Hacker News new | past | comments | ask | show | jobs | submit login
Google Launches Web Hosting Disguised As Page Speed Service (searchenginewatch.com)
25 points by processing on July 29, 2011 | hide | past | favorite | 12 comments

I'm half joking, but I wonder... is this just a device to run a giant beta test of SPDY?

It's more of a CDN than web hosting (like amazon cloudfront).

Nice in theory, but with so much content these days being dynamic I can't see offsite caching relying on Google's crawlers serving you quickly being all that attractive. The article mentions using them as a CDN, which could make sense. I'd like to see their proposed use cases before making any judgements one way or 'tother.

I didn't get the impression it was dependent on the normal Google crawlers and I didn't see any warning about dynamic content.

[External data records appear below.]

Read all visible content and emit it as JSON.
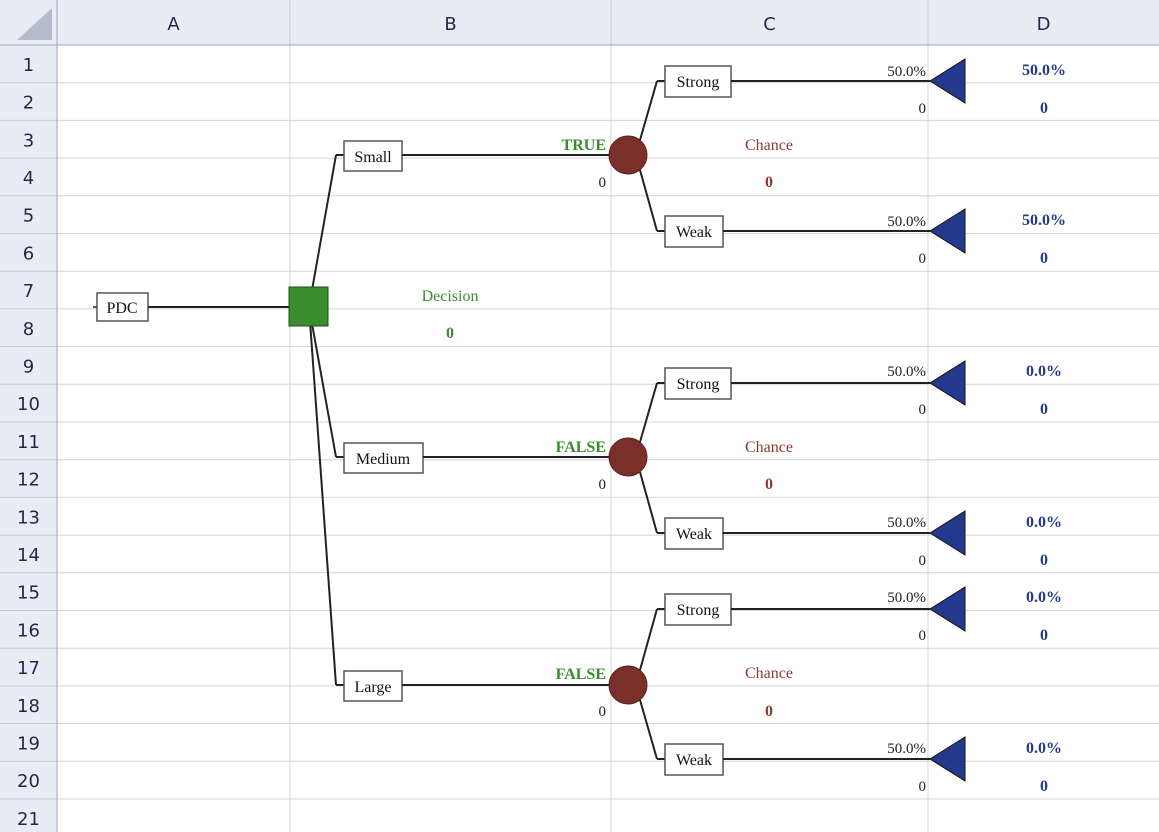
{
  "columns": [
    "A",
    "B",
    "C",
    "D"
  ],
  "rows": [
    "1",
    "2",
    "3",
    "4",
    "5",
    "6",
    "7",
    "8",
    "9",
    "10",
    "11",
    "12",
    "13",
    "14",
    "15",
    "16",
    "17",
    "18",
    "19",
    "20",
    "21"
  ],
  "colors": {
    "grid": "#d4d4d4",
    "header_bg": "#e8edf5",
    "decision_node": "#3a8c2e",
    "chance_node": "#7a2f2a",
    "terminal_node": "#233a8c"
  },
  "tree": {
    "root": {
      "label": "PDC"
    },
    "decision": {
      "title": "Decision",
      "value": "0"
    },
    "branches": [
      {
        "label": "Small",
        "flag": "TRUE",
        "value": "0",
        "chance": {
          "title": "Chance",
          "value": "0"
        },
        "outcomes": [
          {
            "label": "Strong",
            "prob": "50.0%",
            "value": "0",
            "result_prob": "50.0%",
            "result_value": "0"
          },
          {
            "label": "Weak",
            "prob": "50.0%",
            "value": "0",
            "result_prob": "50.0%",
            "result_value": "0"
          }
        ]
      },
      {
        "label": "Medium",
        "flag": "FALSE",
        "value": "0",
        "chance": {
          "title": "Chance",
          "value": "0"
        },
        "outcomes": [
          {
            "label": "Strong",
            "prob": "50.0%",
            "value": "0",
            "result_prob": "0.0%",
            "result_value": "0"
          },
          {
            "label": "Weak",
            "prob": "50.0%",
            "value": "0",
            "result_prob": "0.0%",
            "result_value": "0"
          }
        ]
      },
      {
        "label": "Large",
        "flag": "FALSE",
        "value": "0",
        "chance": {
          "title": "Chance",
          "value": "0"
        },
        "outcomes": [
          {
            "label": "Strong",
            "prob": "50.0%",
            "value": "0",
            "result_prob": "0.0%",
            "result_value": "0"
          },
          {
            "label": "Weak",
            "prob": "50.0%",
            "value": "0",
            "result_prob": "0.0%",
            "result_value": "0"
          }
        ]
      }
    ]
  }
}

Maybe it's clever enough to work out what can be cached and grab everything else on the fly?

OK. So, on my site, a search request takes 200ms.

Search from me directly (assuming DNS is cached and no lookup is required):

   You to Me: TCP setup, request send, 200ms, response send, TCP teardown
If you get that same thing through Google, assuming they're doing this on the fly like would be required (same DNS assumption):

   You to Google: TCP setup, request send +
   Google to Me: TCP setup, request send, 200ms, response send, TCP teardown
   Google to You: response send + TCP teardown
There's no way this could be faster. They'd have to precache everything, or cache static and take the hit for dynamic, in which case, how useful is this really?

edit: As the children of this comment suggest, and after some more consideration, there is certainly some value, and some speed to be gained--certainly with static content of all varieties.

There's no way this could be faster.

Actually it can be faster due to peering. If you and I use the same ISP, then your assumption is correct but as soon as we enter the real world, the services you use often have different ISPs than yourself.

Google can easily have faster & more direct access across long distances than your local ISP.

This is true, and very shortsighted of me.

The value is in the bit where the client also have to fetch 15 JS and CSS files from you. Getting those from Google instead is very likely to be faster. Also, they may very well minify and compress them, and lump them in with other sites that uses the same (ie. automatically making you use http://code.google.com/apis/libraries/).

Also, if you get a prominent link to your somewhere, this services will very likely be able to discover that all the searches for "cute kitten" returns the same page, and cache the results for you, keeping your server from crashing.

Yes, sure you and I know how to make a site fast by employing these techniques, but (a) not everyone does (b) why should we spend time on this if Google can do it for us?

I can already use a shared jQuery or other library, I don't need Page Speed for that, though if Google can discover that the library I have is actually exactly the same as one it hosts on it's own CDN, then of course it can rewrite my page to make use of the CDN one.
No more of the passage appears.